Wealth managers said clients could have also redeemed because most PMS providers have not been able to deliver returns commensurate with the fees they charge. While the fixed charges for PMS equity products could be around two per cent, comparable to equity mutual fund schemes, the performance fee of about 20 per cent squeezed the returns.
"PMS providers are charging the variable fee on total returns and not the outperformance. This takes a toll on the returns even if there is an outperformance," said Raghvendra Nath, managing director, Ladderup Wealth Management, which services rich individuals.

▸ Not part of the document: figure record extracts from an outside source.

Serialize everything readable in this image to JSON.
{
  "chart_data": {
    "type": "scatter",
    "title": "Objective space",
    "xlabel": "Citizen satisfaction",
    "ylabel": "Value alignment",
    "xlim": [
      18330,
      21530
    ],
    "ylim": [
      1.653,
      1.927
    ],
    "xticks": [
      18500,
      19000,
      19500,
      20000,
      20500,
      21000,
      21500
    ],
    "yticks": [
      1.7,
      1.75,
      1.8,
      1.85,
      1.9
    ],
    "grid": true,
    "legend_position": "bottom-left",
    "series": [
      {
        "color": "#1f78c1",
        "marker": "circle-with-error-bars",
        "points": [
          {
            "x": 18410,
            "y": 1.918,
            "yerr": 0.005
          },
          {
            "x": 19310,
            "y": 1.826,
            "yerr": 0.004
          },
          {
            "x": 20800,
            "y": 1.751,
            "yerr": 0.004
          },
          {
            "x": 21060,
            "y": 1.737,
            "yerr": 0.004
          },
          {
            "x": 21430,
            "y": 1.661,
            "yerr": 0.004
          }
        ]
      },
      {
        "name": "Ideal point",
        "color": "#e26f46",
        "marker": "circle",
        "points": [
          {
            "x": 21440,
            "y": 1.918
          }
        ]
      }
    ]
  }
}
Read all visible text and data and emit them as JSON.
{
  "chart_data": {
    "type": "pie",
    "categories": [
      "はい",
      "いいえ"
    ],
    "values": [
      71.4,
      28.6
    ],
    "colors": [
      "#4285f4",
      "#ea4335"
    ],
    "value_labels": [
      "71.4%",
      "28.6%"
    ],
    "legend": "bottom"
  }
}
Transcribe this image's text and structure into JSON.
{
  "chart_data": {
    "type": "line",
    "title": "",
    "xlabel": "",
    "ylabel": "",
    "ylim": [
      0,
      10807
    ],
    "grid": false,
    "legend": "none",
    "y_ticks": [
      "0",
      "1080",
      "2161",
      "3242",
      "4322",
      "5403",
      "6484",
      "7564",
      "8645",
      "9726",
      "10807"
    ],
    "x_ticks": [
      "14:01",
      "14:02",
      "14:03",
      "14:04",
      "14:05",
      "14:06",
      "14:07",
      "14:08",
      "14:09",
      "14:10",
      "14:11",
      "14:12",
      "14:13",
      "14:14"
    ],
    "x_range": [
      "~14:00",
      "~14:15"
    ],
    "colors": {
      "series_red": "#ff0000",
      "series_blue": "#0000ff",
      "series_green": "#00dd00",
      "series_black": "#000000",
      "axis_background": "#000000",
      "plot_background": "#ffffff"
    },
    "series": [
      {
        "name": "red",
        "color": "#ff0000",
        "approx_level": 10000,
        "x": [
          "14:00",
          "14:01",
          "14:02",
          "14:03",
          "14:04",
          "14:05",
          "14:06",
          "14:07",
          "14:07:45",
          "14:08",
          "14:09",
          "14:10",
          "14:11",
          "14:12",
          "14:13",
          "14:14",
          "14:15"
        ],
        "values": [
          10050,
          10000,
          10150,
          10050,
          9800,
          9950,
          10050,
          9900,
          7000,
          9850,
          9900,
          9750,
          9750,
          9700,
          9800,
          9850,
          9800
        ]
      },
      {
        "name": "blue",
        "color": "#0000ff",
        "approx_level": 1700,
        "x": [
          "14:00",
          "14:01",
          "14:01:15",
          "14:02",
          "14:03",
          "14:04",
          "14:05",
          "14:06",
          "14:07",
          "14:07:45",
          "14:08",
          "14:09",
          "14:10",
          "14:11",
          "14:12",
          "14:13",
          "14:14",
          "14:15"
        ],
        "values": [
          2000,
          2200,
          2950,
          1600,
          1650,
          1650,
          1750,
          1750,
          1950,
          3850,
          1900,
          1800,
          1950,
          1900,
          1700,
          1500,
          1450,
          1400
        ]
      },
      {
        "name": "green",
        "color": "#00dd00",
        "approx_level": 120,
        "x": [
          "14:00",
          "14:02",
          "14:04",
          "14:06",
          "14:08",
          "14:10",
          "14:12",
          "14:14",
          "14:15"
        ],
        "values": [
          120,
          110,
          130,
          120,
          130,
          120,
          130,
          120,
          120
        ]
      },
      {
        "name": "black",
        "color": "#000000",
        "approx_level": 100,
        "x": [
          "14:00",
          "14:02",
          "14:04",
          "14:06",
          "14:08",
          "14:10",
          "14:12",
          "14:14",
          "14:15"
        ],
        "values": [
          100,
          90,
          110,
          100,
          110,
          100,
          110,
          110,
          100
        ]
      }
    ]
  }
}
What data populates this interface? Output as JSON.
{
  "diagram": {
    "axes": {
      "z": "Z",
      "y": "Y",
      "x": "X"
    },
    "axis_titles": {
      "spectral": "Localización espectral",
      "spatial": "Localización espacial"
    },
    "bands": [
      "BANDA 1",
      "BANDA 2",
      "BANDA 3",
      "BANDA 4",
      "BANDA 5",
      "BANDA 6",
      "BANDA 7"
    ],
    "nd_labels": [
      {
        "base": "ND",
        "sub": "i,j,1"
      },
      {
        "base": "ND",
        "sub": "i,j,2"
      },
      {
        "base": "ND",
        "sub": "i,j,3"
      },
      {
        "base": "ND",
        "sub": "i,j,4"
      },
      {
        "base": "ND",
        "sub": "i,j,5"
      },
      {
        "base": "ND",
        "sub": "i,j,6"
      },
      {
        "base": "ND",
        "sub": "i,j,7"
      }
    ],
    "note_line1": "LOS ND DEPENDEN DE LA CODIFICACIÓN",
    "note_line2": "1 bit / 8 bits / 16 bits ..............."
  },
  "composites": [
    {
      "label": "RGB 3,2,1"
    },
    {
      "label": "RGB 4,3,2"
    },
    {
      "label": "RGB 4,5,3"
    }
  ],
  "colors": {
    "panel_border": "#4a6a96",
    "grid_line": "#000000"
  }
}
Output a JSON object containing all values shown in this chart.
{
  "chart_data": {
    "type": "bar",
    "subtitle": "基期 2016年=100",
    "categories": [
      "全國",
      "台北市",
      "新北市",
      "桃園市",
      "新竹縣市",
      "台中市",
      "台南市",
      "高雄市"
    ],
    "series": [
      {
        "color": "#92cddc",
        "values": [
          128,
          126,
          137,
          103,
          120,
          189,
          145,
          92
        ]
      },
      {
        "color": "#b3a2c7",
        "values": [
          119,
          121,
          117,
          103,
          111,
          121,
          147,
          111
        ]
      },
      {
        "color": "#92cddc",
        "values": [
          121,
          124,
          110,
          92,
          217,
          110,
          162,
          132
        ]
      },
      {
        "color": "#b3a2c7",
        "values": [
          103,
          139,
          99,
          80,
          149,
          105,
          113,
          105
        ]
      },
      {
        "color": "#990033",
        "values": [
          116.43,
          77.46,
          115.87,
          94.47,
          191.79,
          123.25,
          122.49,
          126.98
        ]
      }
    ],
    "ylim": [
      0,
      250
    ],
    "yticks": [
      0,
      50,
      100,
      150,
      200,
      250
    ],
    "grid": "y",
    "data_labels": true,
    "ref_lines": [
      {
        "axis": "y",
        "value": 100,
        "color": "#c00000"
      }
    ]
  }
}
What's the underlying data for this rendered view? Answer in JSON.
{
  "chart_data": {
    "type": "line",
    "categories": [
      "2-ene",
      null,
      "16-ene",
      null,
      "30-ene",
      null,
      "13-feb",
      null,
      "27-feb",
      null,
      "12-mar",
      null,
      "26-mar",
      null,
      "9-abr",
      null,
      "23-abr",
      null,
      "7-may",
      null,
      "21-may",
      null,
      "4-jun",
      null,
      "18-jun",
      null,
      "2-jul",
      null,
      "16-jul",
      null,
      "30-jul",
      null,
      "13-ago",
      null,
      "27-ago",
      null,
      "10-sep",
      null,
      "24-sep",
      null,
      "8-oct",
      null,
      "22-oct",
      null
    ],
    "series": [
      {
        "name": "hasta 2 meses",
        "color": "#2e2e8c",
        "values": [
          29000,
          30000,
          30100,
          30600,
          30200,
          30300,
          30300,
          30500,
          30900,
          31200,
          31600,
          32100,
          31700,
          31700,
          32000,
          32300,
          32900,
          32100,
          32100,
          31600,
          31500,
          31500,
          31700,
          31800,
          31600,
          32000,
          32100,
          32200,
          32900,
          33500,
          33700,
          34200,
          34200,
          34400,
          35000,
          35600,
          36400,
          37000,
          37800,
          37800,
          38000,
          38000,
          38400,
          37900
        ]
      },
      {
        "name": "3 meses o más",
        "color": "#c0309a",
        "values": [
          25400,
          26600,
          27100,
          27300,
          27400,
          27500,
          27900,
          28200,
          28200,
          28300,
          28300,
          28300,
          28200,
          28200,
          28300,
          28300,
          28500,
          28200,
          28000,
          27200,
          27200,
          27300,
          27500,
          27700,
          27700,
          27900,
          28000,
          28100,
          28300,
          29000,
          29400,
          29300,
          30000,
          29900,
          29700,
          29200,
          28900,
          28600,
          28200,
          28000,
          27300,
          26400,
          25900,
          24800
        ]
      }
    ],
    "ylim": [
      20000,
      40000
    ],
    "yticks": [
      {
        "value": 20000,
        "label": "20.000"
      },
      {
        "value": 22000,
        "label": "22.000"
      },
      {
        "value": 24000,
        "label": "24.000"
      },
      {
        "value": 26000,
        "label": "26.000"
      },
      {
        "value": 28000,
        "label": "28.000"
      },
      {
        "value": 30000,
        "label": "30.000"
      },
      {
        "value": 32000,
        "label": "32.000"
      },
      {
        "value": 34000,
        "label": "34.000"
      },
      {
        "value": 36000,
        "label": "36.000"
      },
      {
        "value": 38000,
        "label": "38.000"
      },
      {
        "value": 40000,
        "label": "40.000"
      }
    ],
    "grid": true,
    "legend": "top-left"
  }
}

Agreed Prateek Pant, director, products & services, RBS Private Banking, "The performance of some discretionary PMS managers managing equity portfolios have not met investor expectations over the years and often did not justify the fees charged for the service. Hence, many investors have chosen to exit these schemes at the earliest opportunity, post any exit barriers."
Advisory-based services by PMS providers have been gaining popularity among investors. In 2012-13, when the number of discretionary clients declined, the number of clients under the advisory business went up by about 2,000. "This could also be because the number of players offering these services has gone up in the last year. New players entering the market are also increasingly looking at the advisory model to do business," said Sandip Sabharwal, chief executive of PMS at Prabhudas Lilladher.
Discretionary PMS is the largest category and accounted for 76 per cent of the total client base in FY13. This is, however, five per cent less than in FY12. During this period, the contribution of advisory services increased five per cent, to 17 per cent. The client base under non-discretionary PMS fell 0.3 per cent, to about seven per cent.